Atelier Elitta (Lebanon)
The Butterfly Lounge Chair at Alcova Milano 2026 (Baggio Military Hospital, Stecca Building, Room S3) reflects a practice built on a precise tension: bold enough to anchor a room, considered enough to belong in one. With a background in architecture and a master’s in furniture design from Politecnico di Milano, Elitta approaches collectible design at the intersection of architectural rigour and visual presence, drawing on Lebanon’s Mediterranean craft traditions and refining them through the lens of Milanese elegance and New York dynamism. One of over 120 exhibitors selected for Alcova’s most respected independent showcase, her debut on this stage felt entirely earned.

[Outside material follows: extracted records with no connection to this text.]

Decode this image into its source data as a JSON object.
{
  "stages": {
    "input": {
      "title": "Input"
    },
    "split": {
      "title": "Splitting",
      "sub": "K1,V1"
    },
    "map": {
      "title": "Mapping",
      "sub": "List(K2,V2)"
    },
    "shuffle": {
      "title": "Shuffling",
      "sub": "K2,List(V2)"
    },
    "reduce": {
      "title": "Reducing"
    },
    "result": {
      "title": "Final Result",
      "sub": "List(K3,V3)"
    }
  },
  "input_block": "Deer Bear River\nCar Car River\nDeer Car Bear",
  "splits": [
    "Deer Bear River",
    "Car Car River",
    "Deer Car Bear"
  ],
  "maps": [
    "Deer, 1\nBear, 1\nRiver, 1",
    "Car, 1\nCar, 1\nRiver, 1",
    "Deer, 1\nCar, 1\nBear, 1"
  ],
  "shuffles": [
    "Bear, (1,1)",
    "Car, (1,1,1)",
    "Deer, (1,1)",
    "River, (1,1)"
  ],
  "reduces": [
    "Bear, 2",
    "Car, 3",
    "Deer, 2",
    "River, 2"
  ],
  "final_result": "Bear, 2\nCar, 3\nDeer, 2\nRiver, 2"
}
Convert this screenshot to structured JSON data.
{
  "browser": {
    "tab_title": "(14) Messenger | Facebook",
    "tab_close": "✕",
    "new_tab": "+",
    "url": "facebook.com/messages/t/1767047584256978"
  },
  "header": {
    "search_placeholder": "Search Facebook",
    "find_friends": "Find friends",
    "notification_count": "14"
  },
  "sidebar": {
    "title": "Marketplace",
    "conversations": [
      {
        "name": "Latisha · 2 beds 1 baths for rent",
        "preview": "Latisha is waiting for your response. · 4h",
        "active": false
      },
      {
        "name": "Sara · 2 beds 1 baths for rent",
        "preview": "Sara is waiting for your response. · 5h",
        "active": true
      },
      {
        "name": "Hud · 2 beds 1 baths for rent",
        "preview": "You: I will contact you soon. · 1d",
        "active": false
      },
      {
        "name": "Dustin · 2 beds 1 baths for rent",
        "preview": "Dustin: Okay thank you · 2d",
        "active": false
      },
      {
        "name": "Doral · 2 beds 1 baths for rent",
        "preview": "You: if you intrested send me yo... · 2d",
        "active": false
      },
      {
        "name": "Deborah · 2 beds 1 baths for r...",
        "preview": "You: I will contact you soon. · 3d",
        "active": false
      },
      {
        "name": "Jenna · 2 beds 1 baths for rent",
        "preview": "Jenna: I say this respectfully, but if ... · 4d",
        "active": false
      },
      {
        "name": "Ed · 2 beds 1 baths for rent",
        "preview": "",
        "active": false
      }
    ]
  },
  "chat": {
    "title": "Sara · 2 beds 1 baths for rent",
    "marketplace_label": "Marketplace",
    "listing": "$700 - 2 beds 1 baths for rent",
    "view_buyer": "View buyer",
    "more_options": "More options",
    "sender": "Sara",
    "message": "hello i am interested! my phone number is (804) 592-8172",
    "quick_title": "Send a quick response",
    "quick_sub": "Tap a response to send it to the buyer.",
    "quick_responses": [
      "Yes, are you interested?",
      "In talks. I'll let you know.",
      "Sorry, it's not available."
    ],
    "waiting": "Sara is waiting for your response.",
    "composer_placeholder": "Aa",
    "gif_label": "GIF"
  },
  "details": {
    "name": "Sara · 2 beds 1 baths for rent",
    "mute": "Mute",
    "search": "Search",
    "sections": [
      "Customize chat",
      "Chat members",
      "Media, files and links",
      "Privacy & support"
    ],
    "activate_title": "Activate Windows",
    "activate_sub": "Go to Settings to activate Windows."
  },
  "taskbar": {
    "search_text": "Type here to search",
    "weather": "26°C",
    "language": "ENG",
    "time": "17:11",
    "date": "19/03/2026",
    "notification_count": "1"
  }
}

UNTITLED.studio x GRIDWORK (Lebanon)
Credenza 01 was first presented at WeDesignBeirut before making its international premiere at Alcova Milano 2026. Built from bent birch veneer formed into a series of cylindrical volumes, each housing concealed storage and open shelving, and elevated on slender steel legs that give the whole structure an almost architectural lightness, the piece was made by Lebanese craftsmen in Beirut. The wood is warm, the steel is spare, and the tension between the two is precisely the point. As Marine Zovighian (UNTITLED.studio) and collaborator Serge El Douaihy (GRIDWORK) put it: “the Credenza offers a quiet insistence, something to gather around, something that stays.” That duality of resilience and restraint, of craft elevated by circumstance, is what makes this debut land with the force of something far larger than a single piece of furniture.

Amr Helmy Designs (Egypt)
The most conceptually ambitious kitchen shown at EuroCucina 2026, and arguably the most philosophically charged Arab presentation of the entire week, arrived from Cairo. Three Kitchens. Three Positions. One Question unfolds as a sequence of three distinct environments, each staking out a position in design history: the Victorian capsule, governed by ritual, hierarchy, and inherited behaviour; the Bauhaus capsule, reduced to function, discipline, and ideological clarity; and the Isistron capsule, where automation reorganises space and a curated body of foundational texts becomes the only constant. The central question threading through all three: should design move forward, step back, or stand still? The exhibition was born from Helmy’s book Bauhaus: The Cairo Letters 1933–2033, making it an exercise in what he calls Authorial Design, architecture constructed through written narrative before it becomes space. With over 45 years of practice and a methodology rooted in Egypt not as visual reference but as a framework for thinking, Helmy arrived at Salone del Mobile Pavilion 2 as one of the most singular voices in this year’s entire showing.